Performance: For large pharmaceutical companies, we're dealing with tens of thousands of suppliers, hundreds of thousands of certificates, and millions of relationship edges. Index design and query optimization matter.
Multi-tenancy: Each customer has their own ontology namespace. While the base ontology is shared, customers can extend it with custom objects and properties.
Lessons Learned
Start with the domain, not the systems. We initially tried to build the ontology by generalizing from system schemas. This led to a model that was too tied to existing system structures. When we stepped back and modeled the domain directly, we got a cleaner, more useful ontology.

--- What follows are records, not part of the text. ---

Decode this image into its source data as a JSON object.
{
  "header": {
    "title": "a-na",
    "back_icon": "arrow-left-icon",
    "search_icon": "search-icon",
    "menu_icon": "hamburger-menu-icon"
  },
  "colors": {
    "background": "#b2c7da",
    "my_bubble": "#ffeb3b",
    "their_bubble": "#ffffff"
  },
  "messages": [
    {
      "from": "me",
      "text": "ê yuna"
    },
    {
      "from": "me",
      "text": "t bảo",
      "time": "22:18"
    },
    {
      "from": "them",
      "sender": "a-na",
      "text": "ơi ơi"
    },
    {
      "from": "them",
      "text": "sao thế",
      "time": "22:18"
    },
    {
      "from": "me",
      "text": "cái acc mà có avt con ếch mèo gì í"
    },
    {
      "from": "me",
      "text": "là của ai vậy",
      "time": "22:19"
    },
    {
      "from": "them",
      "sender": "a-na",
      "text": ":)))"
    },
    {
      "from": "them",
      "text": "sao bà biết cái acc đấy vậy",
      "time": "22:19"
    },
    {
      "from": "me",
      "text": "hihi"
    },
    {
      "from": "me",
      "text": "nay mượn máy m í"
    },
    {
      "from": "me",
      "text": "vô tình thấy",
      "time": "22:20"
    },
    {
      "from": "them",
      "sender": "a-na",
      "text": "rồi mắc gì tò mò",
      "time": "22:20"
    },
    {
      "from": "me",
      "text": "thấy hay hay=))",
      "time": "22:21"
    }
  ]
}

Relationships are as important as objects. Early versions had rich object definitions but thin relationship modeling. This made cross-system queries awkward. We invested heavily in relationship semantics and it paid off.
Plan for extension. Pharmaceutical compliance is complex. We kept discovering new object types and relationships. Building an extensible ontology from the start saved us from painful migrations.
Document the semantics. Every object and property has documentation explaining what it means, not just what type it is. This documentation is essential when onboarding new team members or discussing requirements with customers.
The Payoff
Ontology-driven architecture adds upfront complexity. It takes time to design a good ontology, implement the mapping system, and build the query engine.
But the payoff is substantial:
- Faster integration: Adding a new source system is configuration, not code rewrite
- Powerful queries: Questions that span systems become trivial to answer
- AI readiness: AI agents have a semantic foundation to work from
- Future-proofing: When systems change, we update mappings, not architecture
For anyone building software that connects multiple enterprise systems, I'd strongly recommend investing in semantic modeling early. It's one of the best architectural decisions we made at Cohera.